松脂は植物です。

こんな硬い塊になっていますが、本来は木の内部に液体として流れてます。
その油分だけを取り出して固形部分が様々人の日常でも使わて手います。
一番親しみのあるのは紙の滲み止め、そして画像などを印刷紙の光る表面ですね。
さて、擦弦楽器用のロジン。
光舜堂の場合は単に溶かして固めたのではなく熟成させています。
植物は熟成すると、お酒にもなりワインにもなります。
それらを更に加熱蒸留すると、焼酎やブランデーなどにも変わります。
メープルシロップなどでも、木から採取したばかりでは大した甘さにはなりませんが、それを加熱して熟成してメープルシロップになります。

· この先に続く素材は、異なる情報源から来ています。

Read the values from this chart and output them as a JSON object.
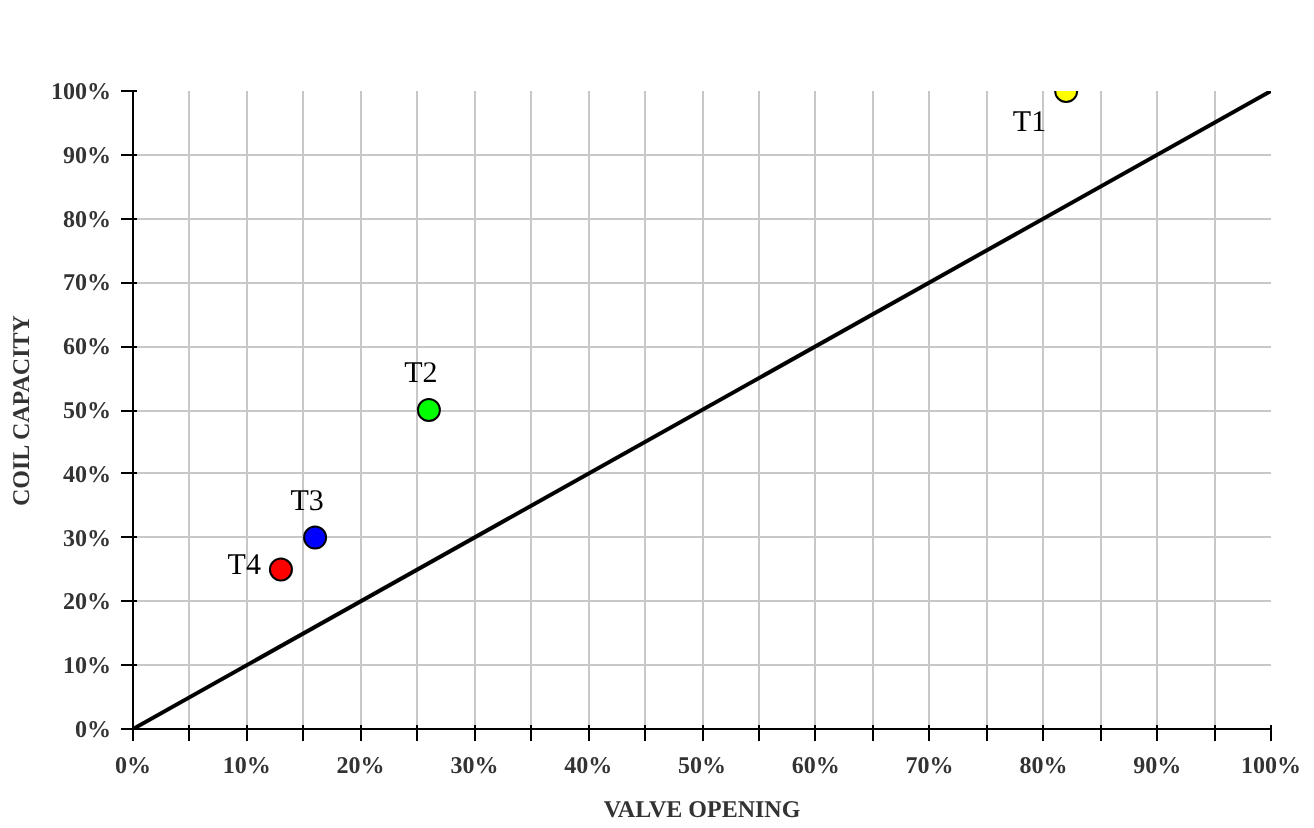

漆などもそのままではなくクロメという加熱作業によって水分を飛ばしたりして純度を上げます。
植物から採れるものには様々なものが含まれていて加熱などで純度を上げる必要があります。
松脂は使いたいのはその粒子です。
それが弓の毛に付着して弦を振動させます。
均一で細かければ細かいほど弦は綺麗に一定に振動します。
その、大本になるのが「基」と呼んでいるもので、これがすべての光舜松脂の原料となります。

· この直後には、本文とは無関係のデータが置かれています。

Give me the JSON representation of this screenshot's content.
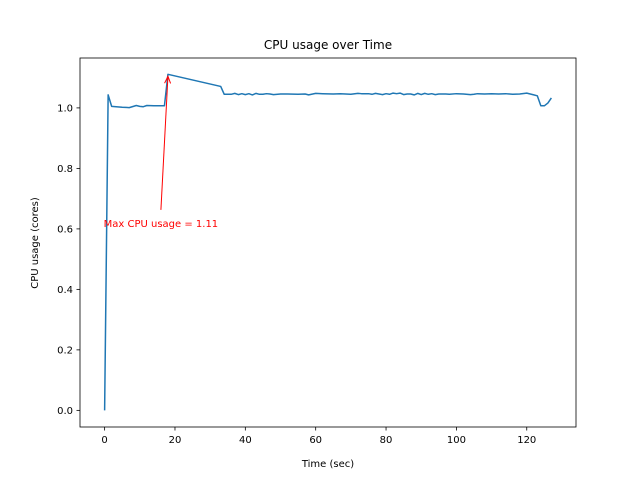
{
  "chart_data": {
    "type": "line",
    "title": "CPU usage over Time",
    "xlabel": "Time (sec)",
    "ylabel": "CPU usage (cores)",
    "xlim": [
      -7,
      134
    ],
    "ylim": [
      -0.055,
      1.165
    ],
    "xticks": [
      0,
      20,
      40,
      60,
      80,
      100,
      120
    ],
    "yticks": [
      0.0,
      0.2,
      0.4,
      0.6,
      0.8,
      1.0
    ],
    "ytick_labels": [
      "0.0",
      "0.2",
      "0.4",
      "0.6",
      "0.8",
      "1.0"
    ],
    "grid": false,
    "series": [
      {
        "color": "#1f77b4",
        "x": [
          0,
          1,
          2,
          5,
          7,
          9,
          10,
          11,
          12,
          14,
          15,
          17,
          18,
          33,
          34,
          36,
          37,
          38,
          39,
          40,
          41,
          42,
          43,
          44,
          45,
          46,
          47,
          48,
          50,
          52,
          55,
          57,
          58,
          60,
          62,
          65,
          67,
          70,
          72,
          73,
          75,
          76,
          77,
          78,
          79,
          80,
          81,
          82,
          83,
          84,
          85,
          86,
          87,
          88,
          89,
          90,
          91,
          92,
          93,
          94,
          95,
          96,
          97,
          98,
          100,
          102,
          104,
          105,
          106,
          108,
          110,
          112,
          114,
          116,
          118,
          120,
          122,
          123,
          124,
          125,
          126,
          127
        ],
        "y": [
          0.0,
          1.043,
          1.005,
          1.002,
          1.001,
          1.008,
          1.005,
          1.004,
          1.008,
          1.007,
          1.007,
          1.007,
          1.111,
          1.071,
          1.045,
          1.045,
          1.048,
          1.044,
          1.047,
          1.044,
          1.047,
          1.043,
          1.048,
          1.045,
          1.045,
          1.047,
          1.046,
          1.044,
          1.046,
          1.046,
          1.045,
          1.046,
          1.043,
          1.048,
          1.047,
          1.046,
          1.047,
          1.045,
          1.048,
          1.047,
          1.047,
          1.045,
          1.048,
          1.046,
          1.044,
          1.047,
          1.045,
          1.049,
          1.047,
          1.049,
          1.044,
          1.046,
          1.046,
          1.043,
          1.048,
          1.044,
          1.048,
          1.045,
          1.047,
          1.044,
          1.046,
          1.046,
          1.046,
          1.045,
          1.047,
          1.046,
          1.044,
          1.045,
          1.047,
          1.046,
          1.047,
          1.046,
          1.047,
          1.045,
          1.046,
          1.049,
          1.043,
          1.04,
          1.007,
          1.007,
          1.016,
          1.033
        ]
      }
    ],
    "annotation": {
      "text": "Max CPU usage = 1.11",
      "xy": [
        18,
        1.111
      ],
      "text_at": [
        16,
        0.62
      ],
      "color": "#ff0000"
    }
  }
}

天然で数十年地中で熟成されたものは、木から採っただけのものが様々な物質と混ざり合った状態で採取されます。
ゴミや木の粉などは取り除けますが熟成の過程で結晶の違うものは取り除けず様々な硬さや形が混ざっています。
ですからでしょうね、採取した地方それぞれで違う音色になったりもします。
ですから、同じ一つの形と硬さに作られた「基」は他の松脂では引き出せないほどの倍音を引き出せます。
ただそれには温度管理が難しいですね。
夏場の暑い時期ですと硬い音の「基」が出来てしまいます。
この暑い時期だからこそできる「煌」きもあります。
漆などもクロメの作業は加熱と言っても40℃以下で行います。
ですから夏場の天日で行ったりしていました。
60℃以上になると漆は固まらなくなってしまいます。
光舜松脂「基」もこの時期ですと1月くらいで大変良いものが出来ます。
冬場はかなり温度管理はしていてもやはり1カ月半くらいは掛かってしまうのです。
不思議ですね!
木や花の目が続々と花開くこの時期、松脂も元の植物の要素が現れるのでしょうか。